Cats should be off oral corticosteroids for at least one month, injectable corticosteroids for six to eight weeks, and antihistamines, fatty acids and topical corticosteroids including eye and ear medications for two weeks before intradermal allergy testing or serologic testing to avoid false negatives due to drug interference. Response to hyposensitization in cats is approximately 50-75 percent, depending on the study. Most cats respond within three to six months, with some taking eight to 12 months to show signs of improvement.

In addition to hyposensitization, antihistamines (see Table 3), omega-3/omega-6 essential fatty acids, hydrocortisone and oatmeal-containing shampoos/cream rinses, Aveeno oatmeal soaks, Soft Paws® to prevent self-trauma, and topical anti-pruritic agents (Corticalm lotion®, Relief Spray®) can also be tried to reduce pruritus. For moderately severe cases, oral, ophthalmic and otic prednisolone, triamcinolone or dexamethasone may be tried, but should be used in combination with the other treatments listed above to minimize the dose needed (steroid-sparing effect). The lowest possible every other day (prednisolone) and every three and seven day (triamcinolone, dexamethasone) dose should be used. Cats on long-term corticosteroids should have periodic physical examinations, blood work, urinalysis, and urine culture performed to screen for diabetes mellitus, urinary tract infection, and hepatic and renal disease. Cats on chronic corticosteroid therapy are also more prone to demodicosis and dermatophytosis.

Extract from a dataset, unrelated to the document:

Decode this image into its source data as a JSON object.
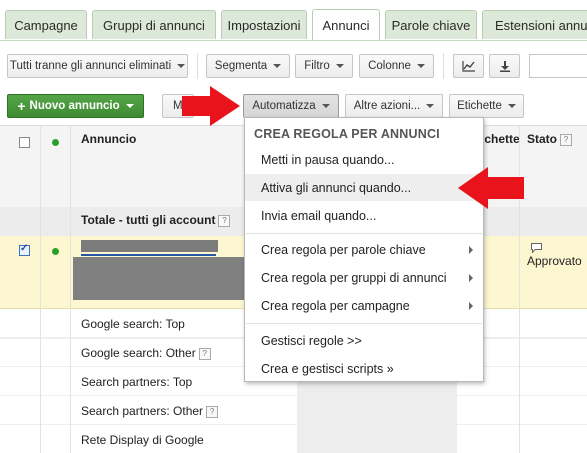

For refractory cases, chlorambucil or cyclosporine can be tried, but these drugs are expensive and require regular laboratory monitoring, and are best prescribed by a dermatologist.

Table 3: Antihistamines Useful in the Treatment of Feline Atopy (only pure antihistamines, without painkillers or decongestants, should be used to avoid toxicity).

Conclusion

Feline otitis, acne and allergic dermatitis are some of the most common diseases seen in clinical practice. Some cases may be straightforward, while others can be a real challenge to diagnose and treat. Early, accurate diagnosis of the underlying problem is essential to successful long-term management of these often chronic conditions. It is essential to follow a logical and well-organized thought process during the planning of your work-up of these cases. Frequent client communication and patient re-examinations are very important. Referral to a board-certified dermatologist may be needed in refractory cases in order to obtain the best possible outcome for your feline patients.